Defining “k_f-factors” for threshold reactions

Abstract

The k₀-method (De Corte in The k₀-standardization method: move to the optimization of neutron activation analysis. Habil. Thesis, Ghent University, Belgium, 1987) was developed solely for the use of (n, γ) nuclear reactions in neutron activation analysis. For this, a definition of only the thermal and epi-thermal flux was needed. The fast flux of the fission neutrons was not taken into account although it was considered for primary interferences by De Corte₀. The energy distribution of the fission neutrons can be rather well described by a Watt distribution but is reactor dependent. To complicate things, the activation cross-section behaviour is nuclide dependent. In order to incorporate threshold reactions in the k₀-method we propose to use predefined k_f-factors, measuring the fast flux using a Ni-58 monitor, and to introduce an h-factor that accounts for all deviations for a specific reaction and irradiation facility. It is shown, based on data from Verheijke, that there are useful correlations for Ni-58, Ti-47 and Ti-48. Activation cross section functions indicate that there are possible more relations that might allow h-factors to be predicted.

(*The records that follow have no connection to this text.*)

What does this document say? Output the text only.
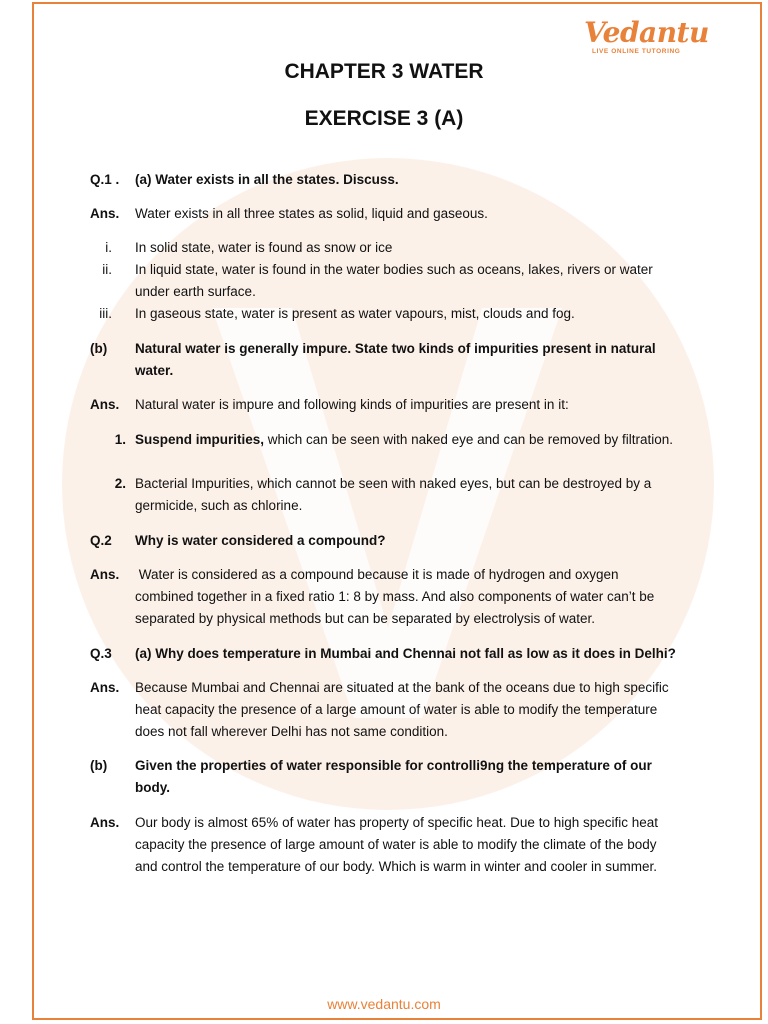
Vedantu
LIVE ONLINE TUTORING
CHAPTER 3 WATER
EXERCISE 3 (A)
Q.1 . (a) Water exists in all the states. Discuss.
Ans. Water exists in all three states as solid, liquid and gaseous.
i. In solid state, water is found as snow or ice
ii. In liquid state, water is found in the water bodies such as oceans, lakes, rivers or water under earth surface.
iii. In gaseous state, water is present as water vapours, mist, clouds and fog.
(b) Natural water is generally impure. State two kinds of impurities present in natural water.
Ans. Natural water is impure and following kinds of impurities are present in it:
1. Suspend impurities, which can be seen with naked eye and can be removed by filtration.
2. Bacterial Impurities, which cannot be seen with naked eyes, but can be destroyed by a germicide, such as chlorine.
Q.2 Why is water considered a compound?
Ans. Water is considered as a compound because it is made of hydrogen and oxygen combined together in a fixed ratio 1: 8 by mass. And also components of water can’t be separated by physical methods but can be separated by electrolysis of water.
Q.3 (a) Why does temperature in Mumbai and Chennai not fall as low as it does in Delhi?
Ans. Because Mumbai and Chennai are situated at the bank of the oceans due to high specific heat capacity the presence of a large amount of water is able to modify the temperature does not fall wherever Delhi has not same condition.
(b) Given the properties of water responsible for controlli9ng the temperature of our body.
Ans. Our body is almost 65% of water has property of specific heat. Due to high specific heat capacity the presence of large amount of water is able to modify the climate of the body and control the temperature of our body. Which is warm in winter and cooler in summer.
www.vedantu.com
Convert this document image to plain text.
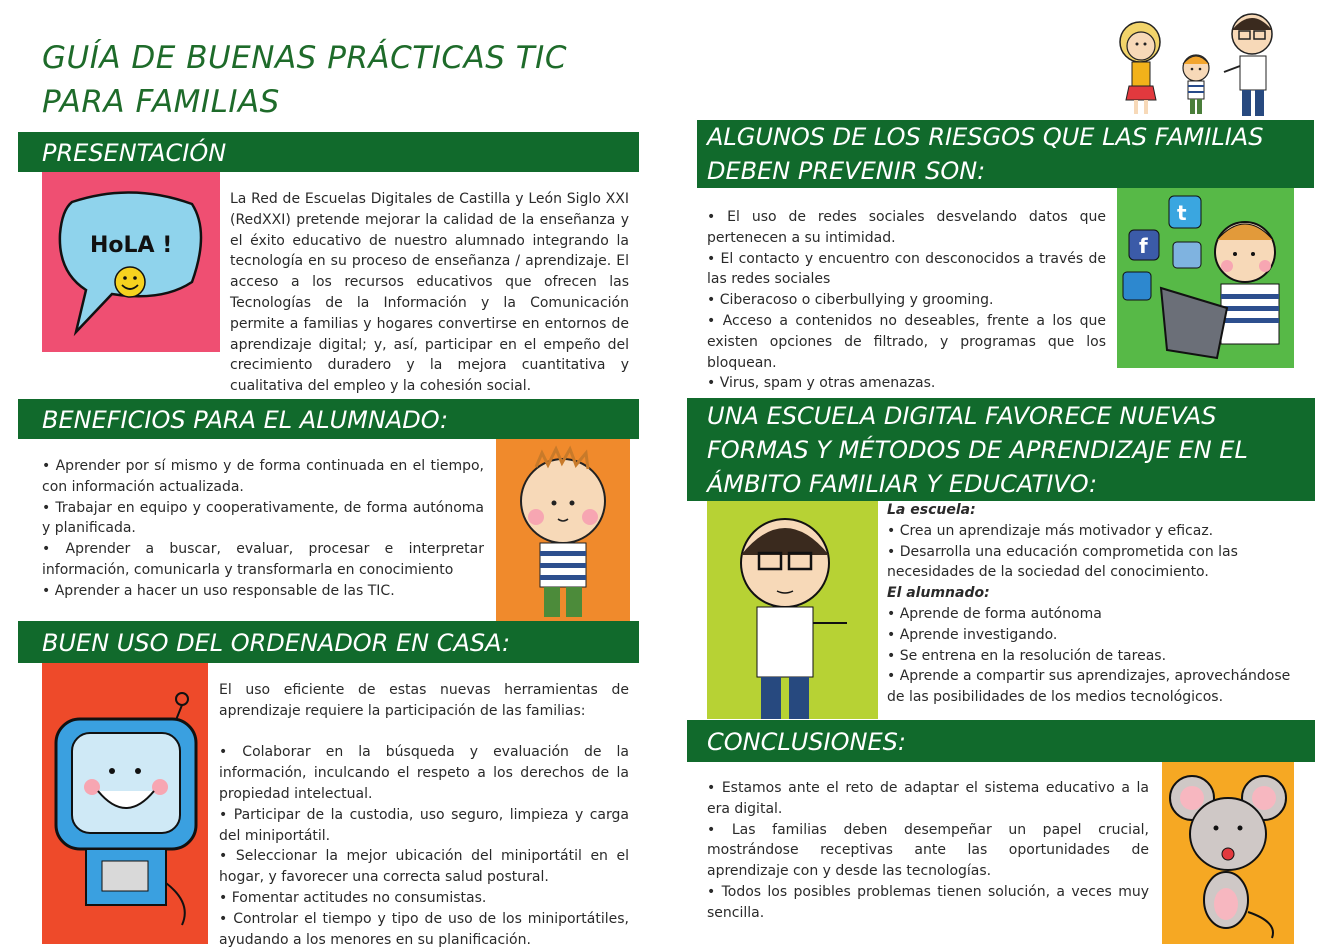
GUÍA DE BUENAS PRÁCTICAS TIC
PARA FAMILIAS
PRESENTACIÓN
HoLA !

La Red de Escuelas Digitales de Castilla y León Siglo XXI (RedXXI) pretende mejorar la calidad de la enseñanza y el éxito educativo de nuestro alumnado integrando la tecnología en su proceso de enseñanza / aprendizaje. El acceso a los recursos educativos que ofrecen las Tecnologías de la Información y la Comunicación permite a familias y hogares convertirse en entornos de aprendizaje digital; y, así, participar en el empeño del crecimiento duradero y la mejora cuantitativa y cualitativa del empleo y la cohesión social.

BENEFICIOS PARA EL ALUMNADO:

• Aprender por sí mismo y de forma continuada en el tiempo, con información actualizada.

• Trabajar en equipo y cooperativamente, de forma autónoma y planificada.

• Aprender a buscar, evaluar, procesar e interpretar información, comunicarla y transformarla en conocimiento

• Aprender a hacer un uso responsable de las TIC.

BUEN USO DEL ORDENADOR EN CASA:

El uso eficiente de estas nuevas herramientas de aprendizaje requiere la participación de las familias:

• Colaborar en la búsqueda y evaluación de la información, inculcando el respeto a los derechos de la propiedad intelectual.

• Participar de la custodia, uso seguro, limpieza y carga del miniportátil.

• Seleccionar la mejor ubicación del miniportátil en el hogar, y favorecer una correcta salud postural.

• Fomentar actitudes no consumistas.

• Controlar el tiempo y tipo de uso de los miniportátiles, ayudando a los menores en su planificación.

ALGUNOS DE LOS RIESGOS QUE LAS FAMILIAS
DEBEN PREVENIR SON:

• El uso de redes sociales desvelando datos que pertenecen a su intimidad.

• El contacto y encuentro con desconocidos a través de las redes sociales

• Ciberacoso o ciberbullying y grooming.

• Acceso a contenidos no deseables, frente a los que existen opciones de filtrado, y programas que los bloquean.

• Virus, spam y otras amenazas.

t
f
UNA ESCUELA DIGITAL FAVORECE NUEVAS
FORMAS Y MÉTODOS DE APRENDIZAJE EN EL
ÁMBITO FAMILIAR Y EDUCATIVO:

La escuela:

• Crea un aprendizaje más motivador y eficaz.

• Desarrolla una educación comprometida con las necesidades de la sociedad del conocimiento.

El alumnado:

• Aprende de forma autónoma

• Aprende investigando.

• Se entrena en la resolución de tareas.

• Aprende a compartir sus aprendizajes, aprovechándose de las posibilidades de los medios tecnológicos.

CONCLUSIONES:

• Estamos ante el reto de adaptar el sistema educativo a la era digital.

• Las familias deben desempeñar un papel crucial, mostrándose receptivas ante las oportunidades de aprendizaje con y desde las tecnologías.

• Todos los posibles problemas tienen solución, a veces muy sencilla.
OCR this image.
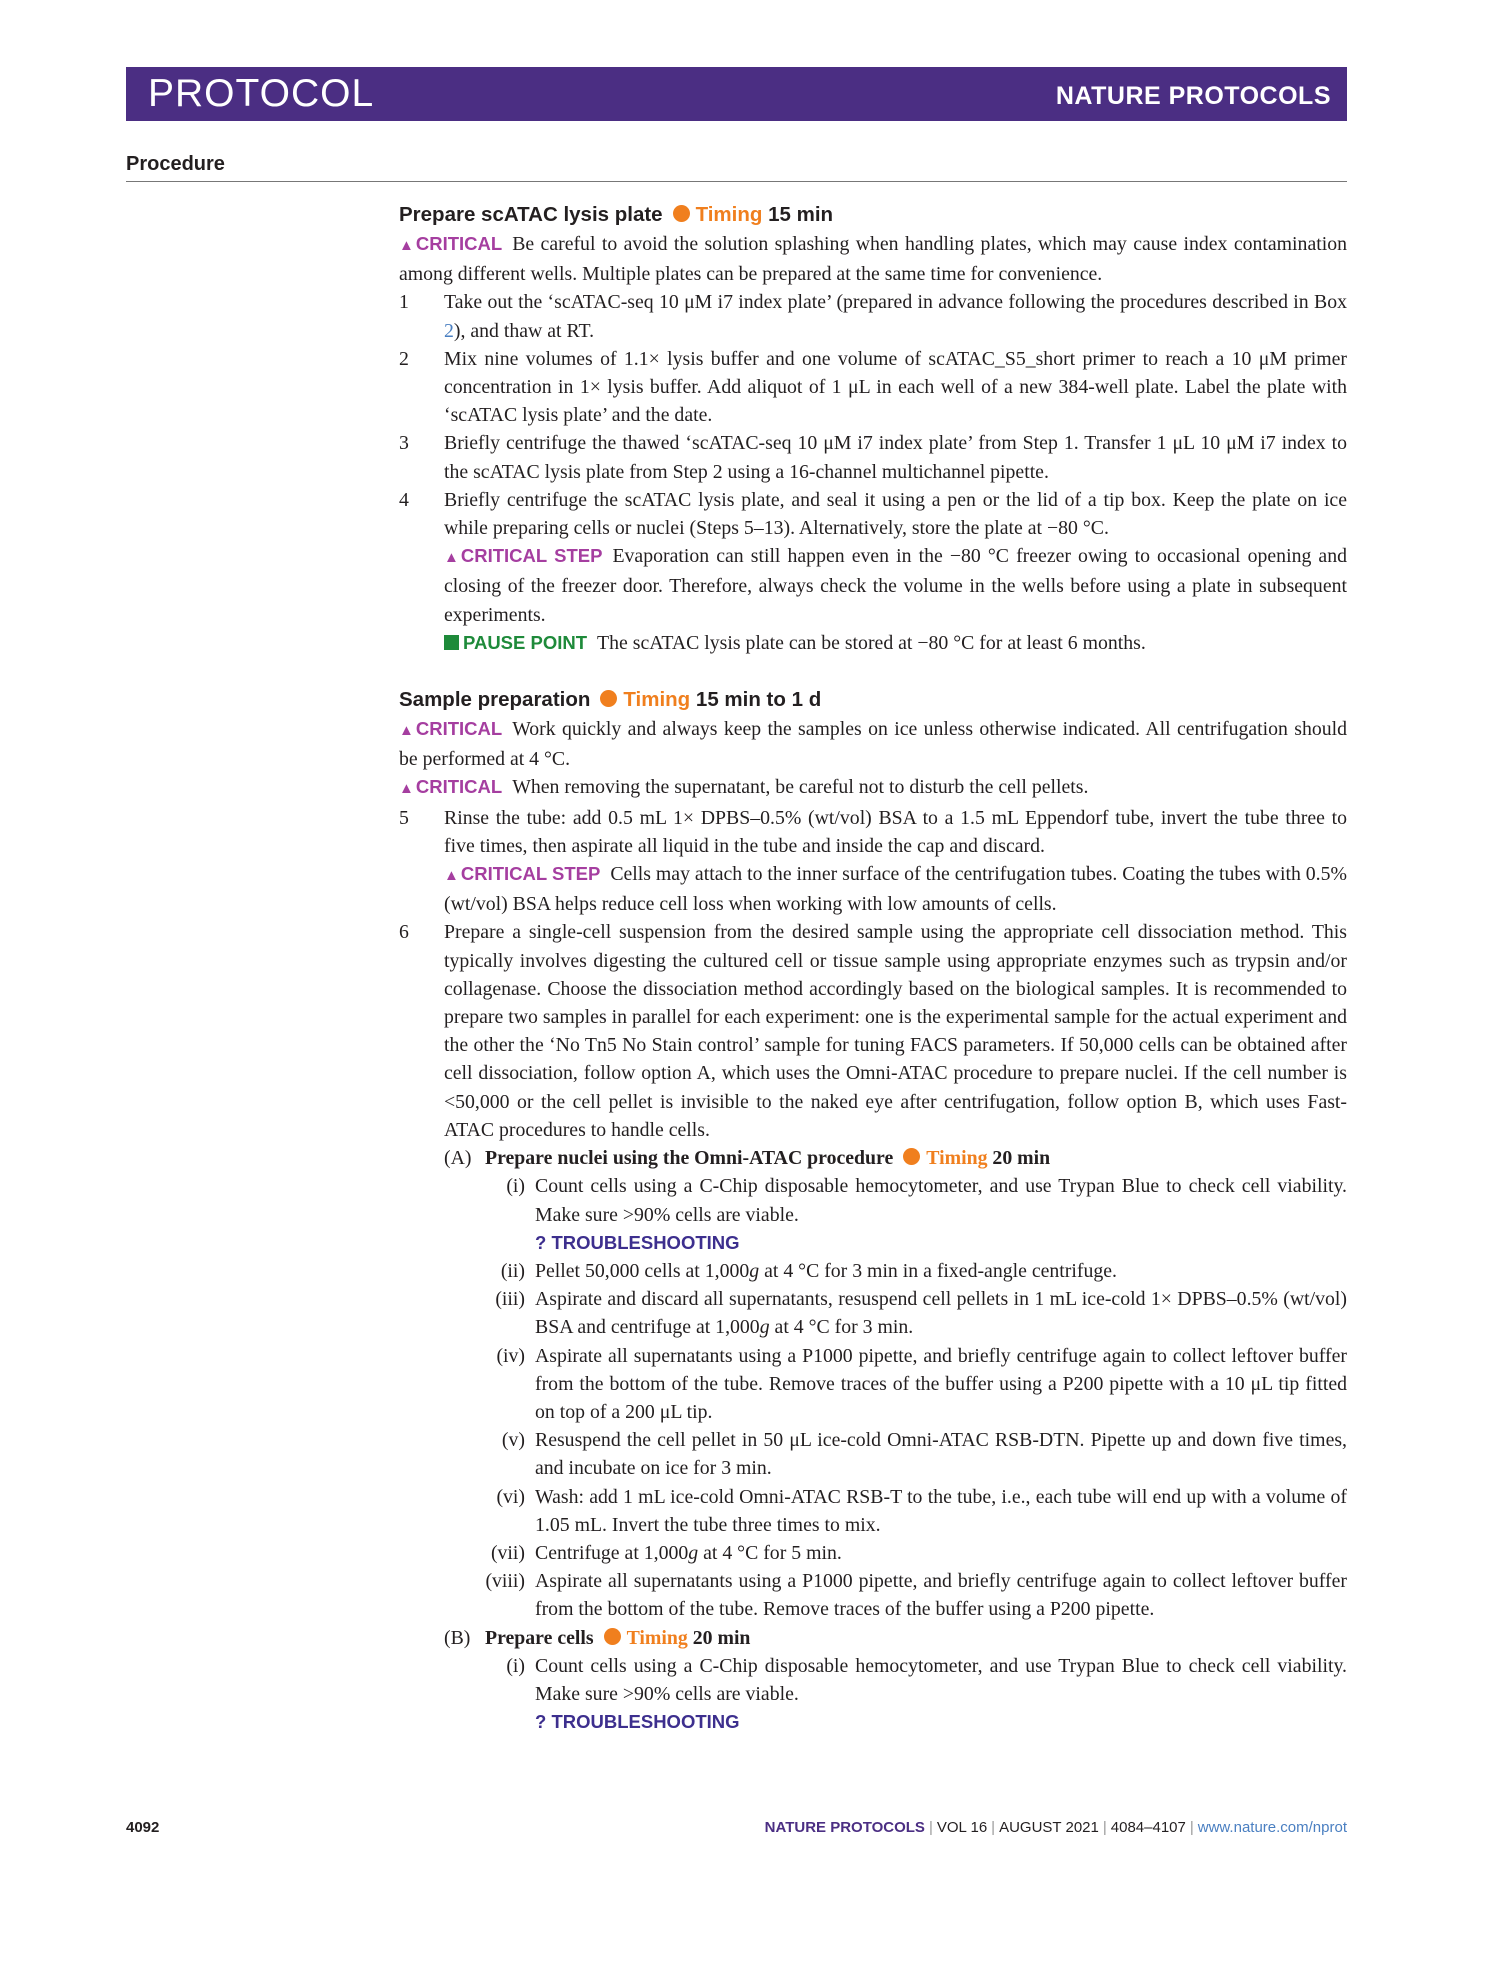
PROTOCOL	NATURE PROTOCOLS
Procedure
Prepare scATAC lysis plate Timing 15 min

▲ CRITICAL Be careful to avoid the solution splashing when handling plates, which may cause index contamination among different wells. Multiple plates can be prepared at the same time for convenience.

1	Take out the ‘scATAC-seq 10 μM i7 index plate’ (prepared in advance following the procedures described in Box 2), and thaw at RT.
2	Mix nine volumes of 1.1× lysis buffer and one volume of scATAC_S5_short primer to reach a 10 μM primer concentration in 1× lysis buffer. Add aliquot of 1 μL in each well of a new 384-well plate. Label the plate with ‘scATAC lysis plate’ and the date.
3	Briefly centrifuge the thawed ‘scATAC-seq 10 μM i7 index plate’ from Step 1. Transfer 1 μL 10 μM i7 index to the scATAC lysis plate from Step 2 using a 16-channel multichannel pipette.
4	Briefly centrifuge the scATAC lysis plate, and seal it using a pen or the lid of a tip box. Keep the plate on ice while preparing cells or nuclei (Steps 5–13). Alternatively, store the plate at −80 °C.
▲ CRITICAL STEP Evaporation can still happen even in the −80 °C freezer owing to occasional opening and closing of the freezer door. Therefore, always check the volume in the wells before using a plate in subsequent experiments.
PAUSE POINT The scATAC lysis plate can be stored at −80 °C for at least 6 months.
Sample preparation Timing 15 min to 1 d

▲ CRITICAL Work quickly and always keep the samples on ice unless otherwise indicated. All centrifugation should be performed at 4 °C.

▲ CRITICAL When removing the supernatant, be careful not to disturb the cell pellets.

5	Rinse the tube: add 0.5 mL 1× DPBS–0.5% (wt/vol) BSA to a 1.5 mL Eppendorf tube, invert the tube three to five times, then aspirate all liquid in the tube and inside the cap and discard.
▲ CRITICAL STEP Cells may attach to the inner surface of the centrifugation tubes. Coating the tubes with 0.5% (wt/vol) BSA helps reduce cell loss when working with low amounts of cells.
6	Prepare a single-cell suspension from the desired sample using the appropriate cell dissociation method. This typically involves digesting the cultured cell or tissue sample using appropriate enzymes such as trypsin and/or collagenase. Choose the dissociation method accordingly based on the biological samples. It is recommended to prepare two samples in parallel for each experiment: one is the experimental sample for the actual experiment and the other the ‘No Tn5 No Stain control’ sample for tuning FACS parameters. If 50,000 cells can be obtained after cell dissociation, follow option A, which uses the Omni-ATAC procedure to prepare nuclei. If the cell number is <50,000 or the cell pellet is invisible to the naked eye after centrifugation, follow option B, which uses Fast-ATAC procedures to handle cells.
(A) Prepare nuclei using the Omni-ATAC procedure Timing 20 min
(i) Count cells using a C-Chip disposable hemocytometer, and use Trypan Blue to check cell viability. Make sure >90% cells are viable.
? TROUBLESHOOTING
(ii) Pellet 50,000 cells at 1,000g at 4 °C for 3 min in a fixed-angle centrifuge.
(iii) Aspirate and discard all supernatants, resuspend cell pellets in 1 mL ice-cold 1× DPBS–0.5% (wt/vol) BSA and centrifuge at 1,000g at 4 °C for 3 min.
(iv) Aspirate all supernatants using a P1000 pipette, and briefly centrifuge again to collect leftover buffer from the bottom of the tube. Remove traces of the buffer using a P200 pipette with a 10 μL tip fitted on top of a 200 μL tip.
(v) Resuspend the cell pellet in 50 μL ice-cold Omni-ATAC RSB-DTN. Pipette up and down five times, and incubate on ice for 3 min.
(vi) Wash: add 1 mL ice-cold Omni-ATAC RSB-T to the tube, i.e., each tube will end up with a volume of 1.05 mL. Invert the tube three times to mix.
(vii) Centrifuge at 1,000g at 4 °C for 5 min.
(viii) Aspirate all supernatants using a P1000 pipette, and briefly centrifuge again to collect leftover buffer from the bottom of the tube. Remove traces of the buffer using a P200 pipette.
(B) Prepare cells Timing 20 min
(i) Count cells using a C-Chip disposable hemocytometer, and use Trypan Blue to check cell viability. Make sure >90% cells are viable.
? TROUBLESHOOTING
4092	NATURE PROTOCOLS | VOL 16 | AUGUST 2021 | 4084–4107 | www.nature.com/nprot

Appendix 1: Interference corrections factors based on k f’s

Interference reactions can be split in two types:

1. 1.

   (n, p), (n, α) reactions on target elements (b) that result in a product that also is formed by an (n, γ)-reaction on element (a).

2. 2.

   (n, n’), (n, 2n) reactions where the target nuclide is one of the natural occurring nuclides of the element under activation and the product is the same as formed by the (n,γ)-reaction.

Correction for threshold reaction interferences of type 1, when the concentration of the interfering element, c_b, is known becomes:

$${c}_{a}= {c^{\prime}}_{a}-{I}_{b on a}. {c}_{b}$$

(9)

With correction factor for interference:

$${\mathrm{on\,a}\,(\mathrm{n},\upgamma)\,\mathrm{reaction}: I}_{b on a}(g/g)=\frac{{k}_{f,b}}{{k}_{0,a}}\cdot \frac{ {f}_{f,b} {h}_{b,i}}{{{G}_{th,a} f+{G}_{epi,a} {Q}_{0,a}(\alpha )}}$$

(10)

$$\mathrm{on\,a\,threshold\,reaction}:{I}_{b on a}(g/g)=\frac{{k}_{f,b}}{{k}_{f,a}}\cdot \frac{ {h}_{b,i}}{{ {h}_{a,i}}}$$

(11)

Correction for threshold reaction interferences of type 2, when the interfering element is the analyte itself and thus unknown, becomes:

$${c}_{a}= {c^{\prime}}_{a}* {I}_{a}$$

(12)

$$\mathrm{With\,correction\,factor\,for\,all\,interfering\,reactions}, j: {I}_{a}(-)=\frac{ {{G}_{th,a} f+{G}_{epi,a} {Q}_{0,a}(\alpha )}}{{{G}_{th,a} f+{G}_{epi,a} {Q}_{0,a}\left(\alpha \right)+\frac{{f}_{f}}{{k}_{0,a}}\sum {k}_{f,j}{h}_{j,i}}}$$

(13)

The type 2 reaction that can interfere the standard k₀ (n, γ)-reaction most is (n, n’), however (n, 2n) can also be of importance. The most important produced isotopes are Se-77 m, Sr-87 m, Cd-111 m, Sn-117 m, Ba-135 m and Ba-137 m, of which Sn-117 m is causing a serious interference up 50% and more. The proposed k_f’s for most interfering reactions are given in Table 1.